We’ve used both methods and both are effective. If you have the luxury of training in alpine terrain, you can do these workouts front-pointing up steep slopes, like David Goettler does around Chamonix. But if you are stuck in Manhattan, you can avail yourself of the local vertical terrain by doing laps in tall buildings, like David Roeske did before knocking off both Cho Oyu and Everest without oxygen inside of three weeks. The most common barriers to effective training are motivation and imagination.

How Much Vertical?

That is the $64,000 question, isn’t it? As with all training there is no good stock answer. What might barely budge the training needle off zero for Steve House might exhaust another less fit climber. We suggest some very broad and simple guidelines for a progression of this kind of training in Training for the New Alpinism.

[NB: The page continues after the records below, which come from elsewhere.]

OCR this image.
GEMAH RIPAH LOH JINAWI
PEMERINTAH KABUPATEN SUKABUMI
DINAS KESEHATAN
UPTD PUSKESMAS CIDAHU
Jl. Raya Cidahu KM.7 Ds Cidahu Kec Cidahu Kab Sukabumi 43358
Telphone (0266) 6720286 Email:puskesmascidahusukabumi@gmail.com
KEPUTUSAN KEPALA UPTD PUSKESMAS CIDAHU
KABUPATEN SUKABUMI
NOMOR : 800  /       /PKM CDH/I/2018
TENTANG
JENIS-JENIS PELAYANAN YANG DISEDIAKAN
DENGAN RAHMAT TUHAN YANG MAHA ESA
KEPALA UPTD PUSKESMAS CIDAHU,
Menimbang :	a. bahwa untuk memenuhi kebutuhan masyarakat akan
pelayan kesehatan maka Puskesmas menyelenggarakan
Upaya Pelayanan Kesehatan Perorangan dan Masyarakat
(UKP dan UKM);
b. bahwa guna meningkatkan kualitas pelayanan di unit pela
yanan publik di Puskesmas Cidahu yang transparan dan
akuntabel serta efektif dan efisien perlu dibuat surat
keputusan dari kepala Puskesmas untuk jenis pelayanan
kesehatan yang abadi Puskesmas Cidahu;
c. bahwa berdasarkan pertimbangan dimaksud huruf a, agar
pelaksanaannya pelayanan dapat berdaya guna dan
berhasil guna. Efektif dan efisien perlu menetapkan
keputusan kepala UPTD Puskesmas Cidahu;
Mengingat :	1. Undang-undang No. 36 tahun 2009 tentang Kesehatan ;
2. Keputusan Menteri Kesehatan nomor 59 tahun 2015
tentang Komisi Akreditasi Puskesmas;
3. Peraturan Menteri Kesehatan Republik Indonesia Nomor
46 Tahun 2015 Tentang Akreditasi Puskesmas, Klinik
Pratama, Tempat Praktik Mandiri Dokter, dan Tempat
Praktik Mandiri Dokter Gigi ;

Ideally we’d like to end up with the final workouts encompassing more vertical and more weight than will be covered and carried on the biggest day of the upcoming climb. This holds true for those who are training at low elevations and whose ME training days do not include any technical terrain. If you are doing this type of work above 3000 meters, then adjustments need to be made.

Muscular Endurance Training Progression

Steve House training for Nanga Parbat in 2004.
Image by Ben Moon

Steve House hiking a 1,500-meter ridge while carrying 40 pounds of water at Smith Rock, near his home in Terrebonne, Oregon, on September 3, 2008, before his attempt on Makalu. He hiked the ridge three times that morning, each time with 40 pounds of water in his pack.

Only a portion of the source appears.